I respect this opinion but I want you to sit in the cold light of day and think - what were the options put in front of us that we should have taken?
If we pick to not go, we're essentially relegating ourselves to the standard of team currently in the Europa League at best. We'll get some decent players in and we could have a go maybe at the league on a fluke season but we don't play in the biggest competition so we'll always be behind the top clubs. No Pep, no De Bruyne, no Haaland or Messi or Kane.
The decision was this - do you want a morality that harks for a competitive standard that hasn't existed for 30 years or do you want trophies, top players and big games?
Because there's the biggest rub in all of this - this isn't the death of competition. Competition hasn't existed in the Premier League for decades. Why purposely limit the potential of the club to chase not just an idea of morality but a totally false one that doesn't even exist?
I feel like a lot of you are facing the battles that I have already mentally faced in 2008 when Sheikh Mansour took over. We were to become a global club, one of the biggest in the world, and we would eventually be the people who were doing the smooth talking in the hallways of UEFA. I settled with the idea that a globalised Man City was what we were and celebrated the idea that our club could become something akin to a New York Yankees or Barcelona or Chicago Bulls. An instantly recognisable symbol of excellence in their sport.
Agnelli, Perez, Glazer, etc, they're business men.
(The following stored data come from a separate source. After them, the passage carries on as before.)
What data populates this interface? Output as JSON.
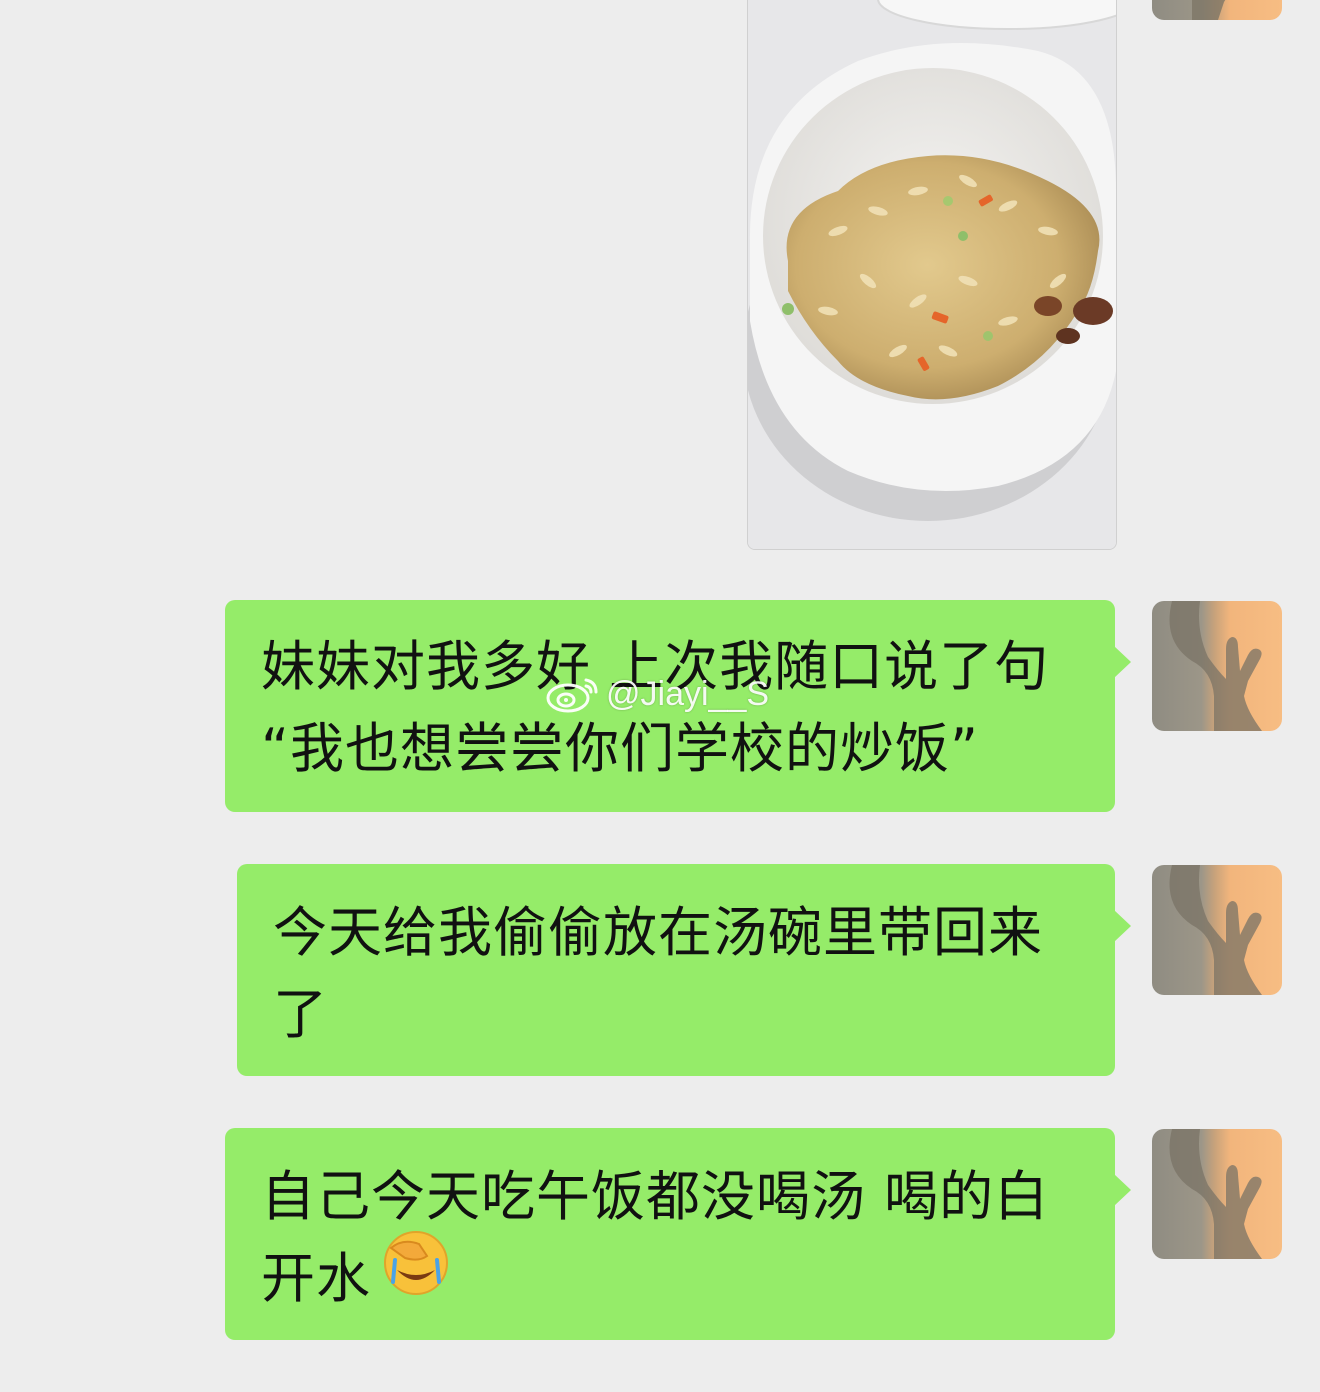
{
  "messages": [
    {
      "id": 1,
      "type": "image",
      "sender": "self",
      "icon": "fried-rice-photo"
    },
    {
      "id": 2,
      "type": "text",
      "sender": "self",
      "text": "妹妹对我多好 上次我随口说了句\n“我也想尝尝你们学校的炒饭”"
    },
    {
      "id": 3,
      "type": "text",
      "sender": "self",
      "text": "今天给我偷偷放在汤碗里带回来\n了"
    },
    {
      "id": 4,
      "type": "text",
      "sender": "self",
      "text": "自己今天吃午饭都没喝汤 喝的白\n开水",
      "emoji": "face-palm-laughing-emoji"
    }
  ],
  "watermark": {
    "text": "@Jiayi__S",
    "icon": "weibo-logo-icon"
  },
  "colors": {
    "background": "#ededed",
    "bubble": "#95ec69",
    "text": "#111111"
  }
}
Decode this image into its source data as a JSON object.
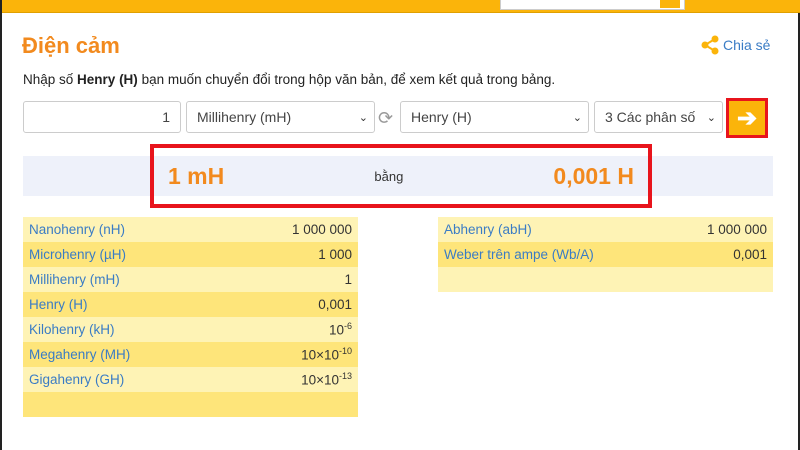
{
  "title": "Điện cảm",
  "share_label": "Chia sẻ",
  "intro": {
    "pre": "Nhập số ",
    "bold": "Henry (H)",
    "post": " bạn muốn chuyển đổi trong hộp văn bản, để xem kết quả trong bảng."
  },
  "converter": {
    "value": "1",
    "from_unit": "Millihenry (mH)",
    "to_unit": "Henry (H)",
    "precision": "3 Các phân số"
  },
  "result": {
    "from": "1 mH",
    "equals": "bằng",
    "to": "0,001 H"
  },
  "table_left": [
    {
      "unit": "Nanohenry (nH)",
      "value": "1 000 000"
    },
    {
      "unit": "Microhenry (µH)",
      "value": "1 000"
    },
    {
      "unit": "Millihenry (mH)",
      "value": "1"
    },
    {
      "unit": "Henry (H)",
      "value": "0,001"
    },
    {
      "unit": "Kilohenry (kH)",
      "value": "10",
      "exp": "-6"
    },
    {
      "unit": "Megahenry (MH)",
      "value": "10×10",
      "exp": "-10"
    },
    {
      "unit": "Gigahenry (GH)",
      "value": "10×10",
      "exp": "-13"
    },
    {
      "unit": "",
      "value": ""
    }
  ],
  "table_right": [
    {
      "unit": "Abhenry (abH)",
      "value": "1 000 000"
    },
    {
      "unit": "Weber trên ampe (Wb/A)",
      "value": "0,001"
    },
    {
      "unit": "",
      "value": ""
    }
  ]
}
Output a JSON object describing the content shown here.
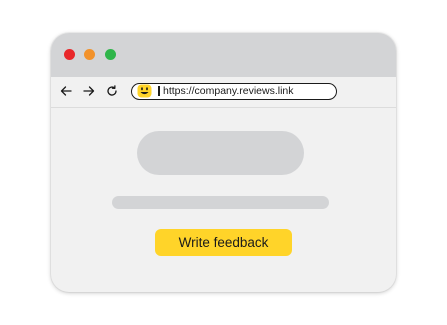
{
  "window": {
    "controls": [
      "close",
      "minimize",
      "maximize"
    ],
    "control_colors": {
      "close": "#e8272a",
      "minimize": "#f2922b",
      "maximize": "#2fb54a"
    }
  },
  "navbar": {
    "back_icon": "arrow-left-icon",
    "forward_icon": "arrow-right-icon",
    "reload_icon": "reload-icon"
  },
  "address_bar": {
    "favicon": "smiley-face-icon",
    "url": "https://company.reviews.link"
  },
  "content": {
    "cta_label": "Write feedback",
    "cta_color": "#ffd429"
  }
}
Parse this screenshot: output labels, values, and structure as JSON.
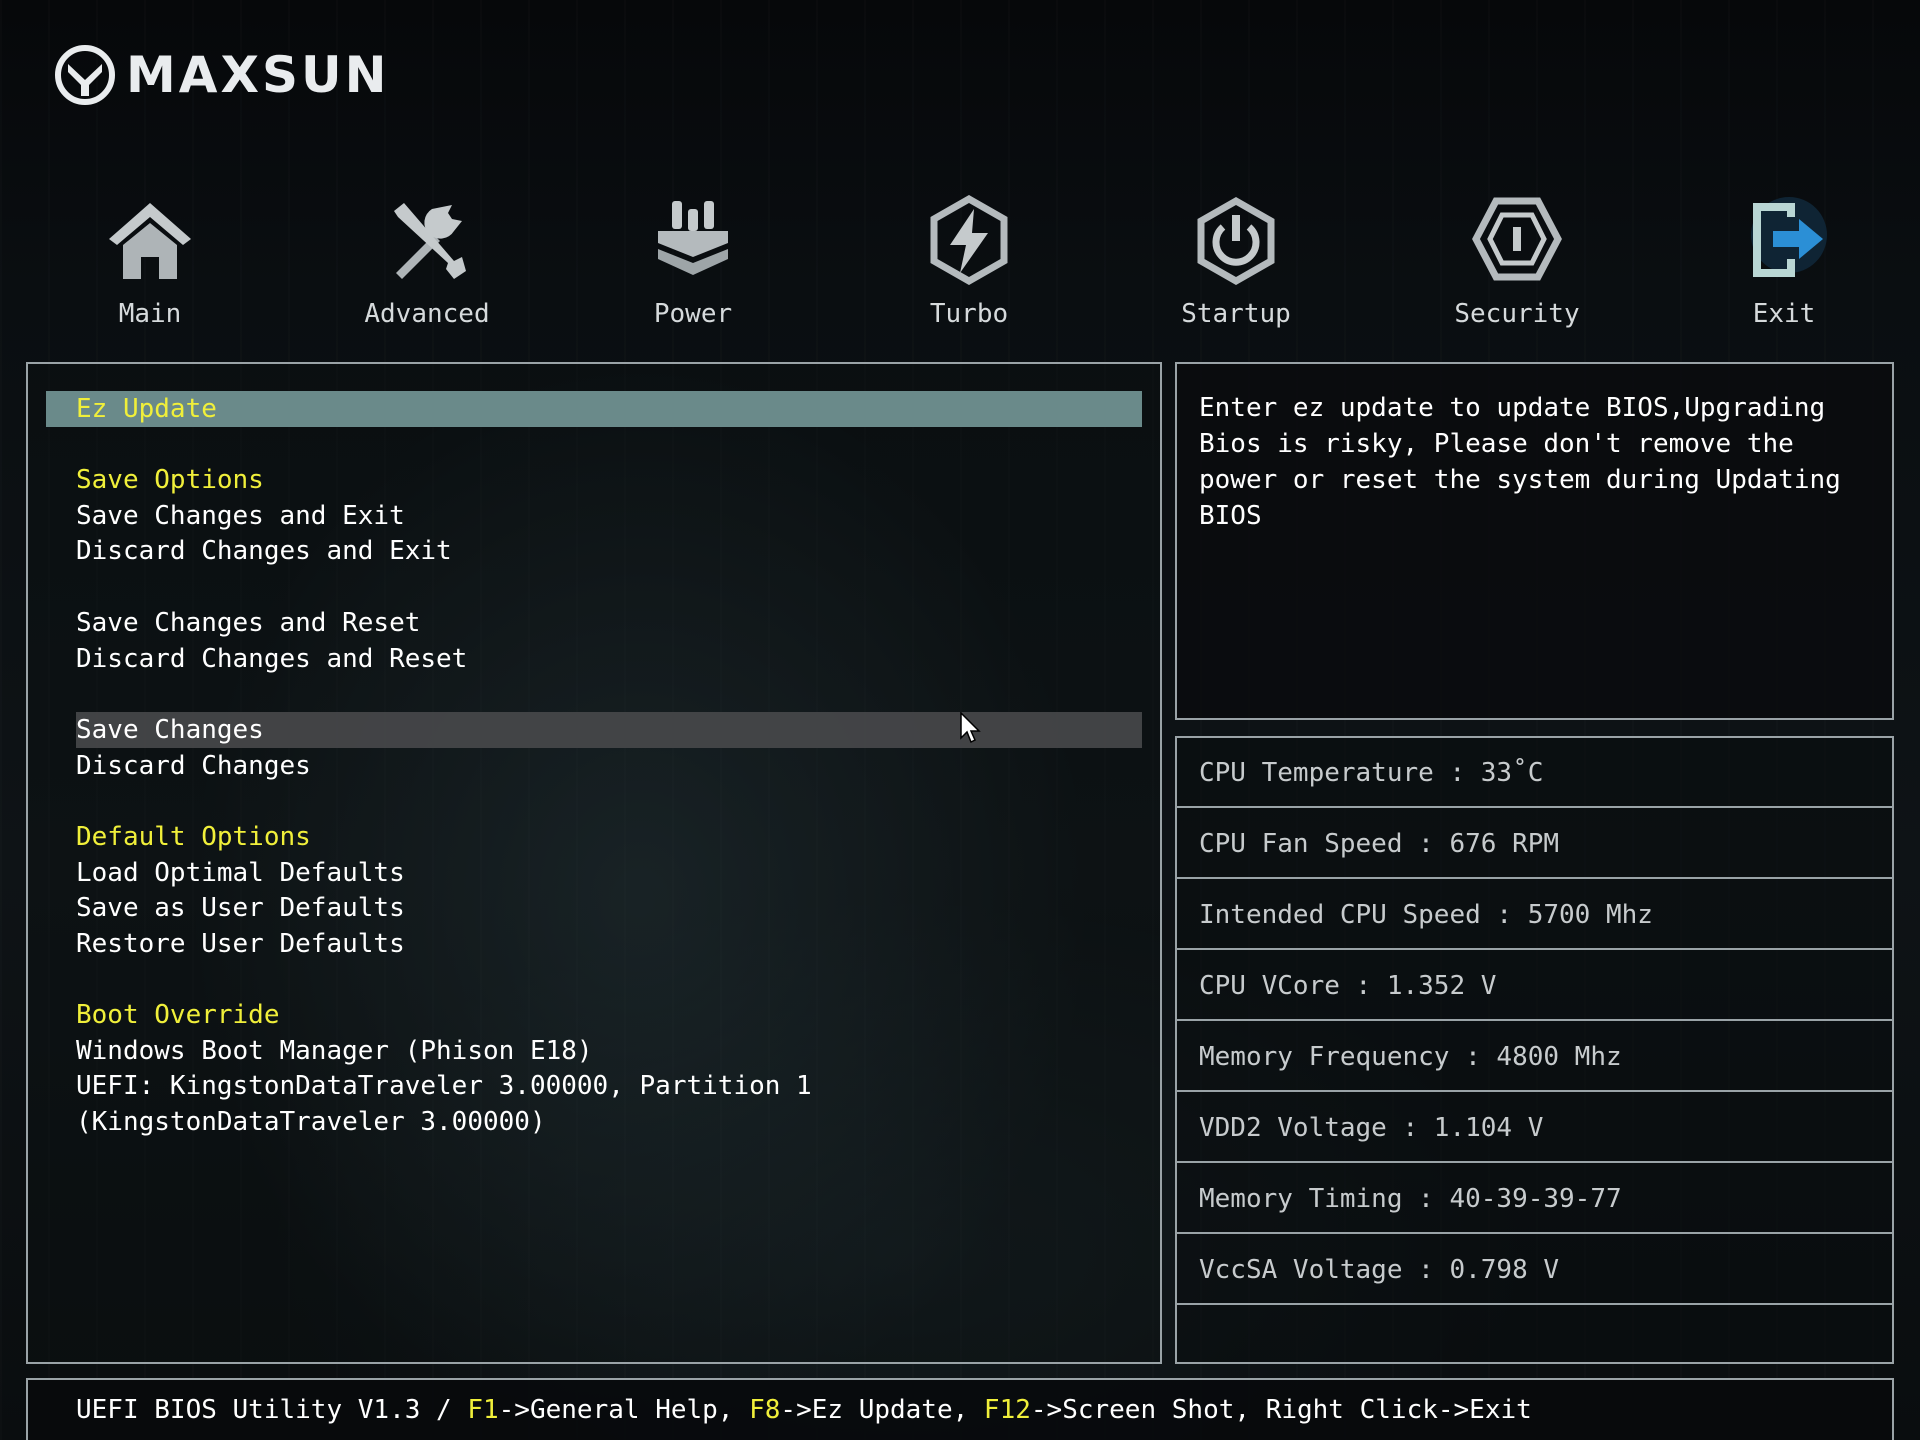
{
  "brand": {
    "name": "MAXSUN"
  },
  "nav": [
    {
      "label": "Main",
      "icon": "home-icon"
    },
    {
      "label": "Advanced",
      "icon": "tools-icon"
    },
    {
      "label": "Power",
      "icon": "power-plug-icon"
    },
    {
      "label": "Turbo",
      "icon": "lightning-icon"
    },
    {
      "label": "Startup",
      "icon": "power-button-icon"
    },
    {
      "label": "Security",
      "icon": "shield-icon"
    },
    {
      "label": "Exit",
      "icon": "exit-door-icon",
      "active": true
    }
  ],
  "menu": {
    "ez_update": "Ez Update",
    "save_options_heading": "Save Options",
    "save_changes_exit": "Save Changes and Exit",
    "discard_changes_exit": "Discard Changes and Exit",
    "save_changes_reset": "Save Changes and Reset",
    "discard_changes_reset": "Discard Changes and Reset",
    "save_changes": "Save Changes",
    "discard_changes": "Discard Changes",
    "default_options_heading": "Default Options",
    "load_optimal_defaults": "Load Optimal Defaults",
    "save_user_defaults": "Save as User Defaults",
    "restore_user_defaults": "Restore User Defaults",
    "boot_override_heading": "Boot Override",
    "boot_windows": "Windows Boot Manager (Phison E18)",
    "boot_uefi_line1": "UEFI: KingstonDataTraveler 3.00000, Partition 1",
    "boot_uefi_line2": "(KingstonDataTraveler 3.00000)"
  },
  "help": {
    "text": "Enter ez update to update BIOS,Upgrading\nBios is risky, Please don't remove the\npower or reset the system during Updating\nBIOS"
  },
  "status": [
    "CPU Temperature : 33˚C",
    "CPU Fan Speed : 676 RPM",
    "Intended CPU Speed : 5700 Mhz",
    "CPU VCore : 1.352 V",
    "Memory Frequency : 4800 Mhz",
    "VDD2 Voltage : 1.104 V",
    "Memory Timing : 40-39-39-77",
    "VccSA Voltage : 0.798 V"
  ],
  "footer": {
    "prefix": "UEFI BIOS Utility V1.3 / ",
    "f1_key": "F1",
    "f1_text": "->General Help, ",
    "f8_key": "F8",
    "f8_text": "->Ez Update, ",
    "f12_key": "F12",
    "f12_text": "->Screen Shot, Right Click->Exit"
  },
  "colors": {
    "highlight_text": "#f0ef3a",
    "selected_bar": "#6a8a8a",
    "panel_border": "#9aa3a7",
    "exit_icon_accent": "#2b8fd6"
  }
}
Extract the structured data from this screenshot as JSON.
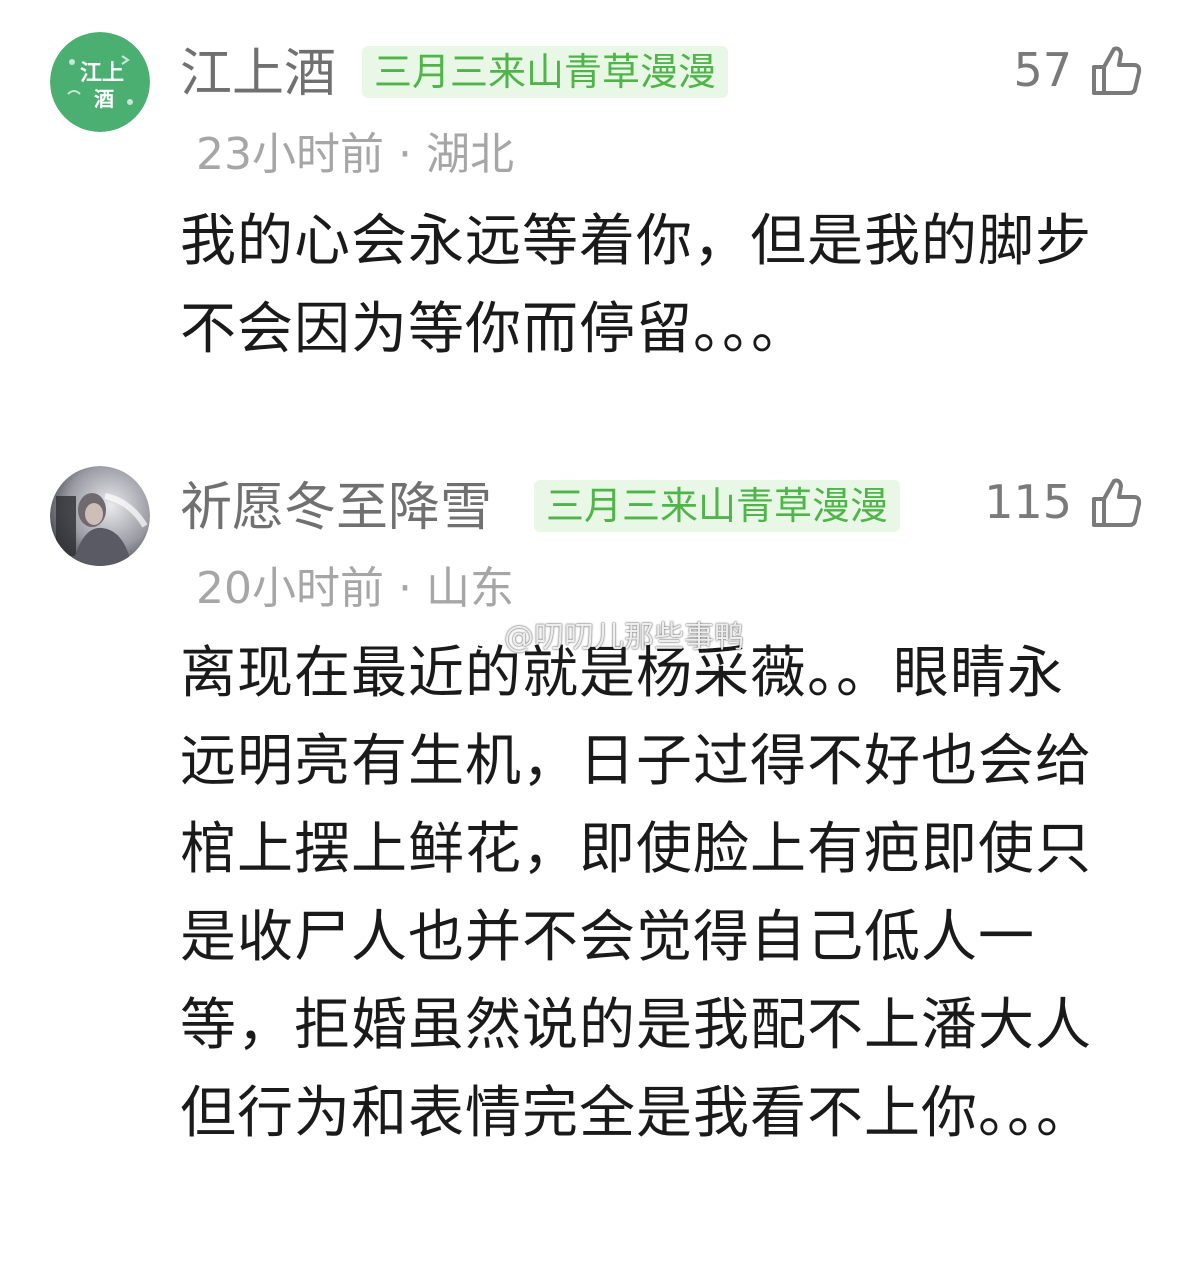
{
  "comments": [
    {
      "avatar_text": "江上酒",
      "username": "江上酒",
      "badge": "三月三来山青草漫漫",
      "likes": "57",
      "meta": "23小时前 · 湖北",
      "text": "我的心会永远等着你，但是我的脚步不会因为等你而停留。。。"
    },
    {
      "username": "祈愿冬至降雪",
      "badge": "三月三来山青草漫漫",
      "likes": "115",
      "meta": "20小时前 · 山东",
      "text": "离现在最近的就是杨采薇。。眼睛永远明亮有生机，日子过得不好也会给棺上摆上鲜花，即使脸上有疤即使只是收尸人也并不会觉得自己低人一等，拒婚虽然说的是我配不上潘大人但行为和表情完全是我看不上你。。。"
    }
  ],
  "watermark": "@叨叨儿那些事鸭",
  "icons": {
    "like": "thumbs-up-icon",
    "weibo": "weibo-logo-icon"
  },
  "colors": {
    "badge_bg": "#e9f7e7",
    "badge_text": "#4fb548",
    "username": "#707070",
    "meta": "#a6a6a6",
    "body": "#1a1a1a",
    "avatar_green": "#4caf72"
  }
}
They want us in it because the league will generate significantly more money with us in it. Football has always been a competition in the boardroom as much as it is on the pitch. I'm not really pissed at this. They tried to stop us and they couldn't so they invite us to the group to get some reflected glory. Was always going to happen; what's that quote about how they laugh at you first? Our boys in the boardroom are savvy operators and they'll know that these guys wouldn't piss on them if they were on fire but they need them.
My point being that you should try to think about this and let the details come out. City aren't dead nor have they changed, they're just potentially playing in a different European competition. The people there are all the same as they were yesterday. Phil Foden still has a shit fringe. Almost all the complaints I've seen about this are about what "might" happen. Cheerleaders (?!), no away fans, a bunch of literal shit like that. People are overreacting. Let's see what it looks like before we start throwing away 40 years of support - it's not even been a day yet.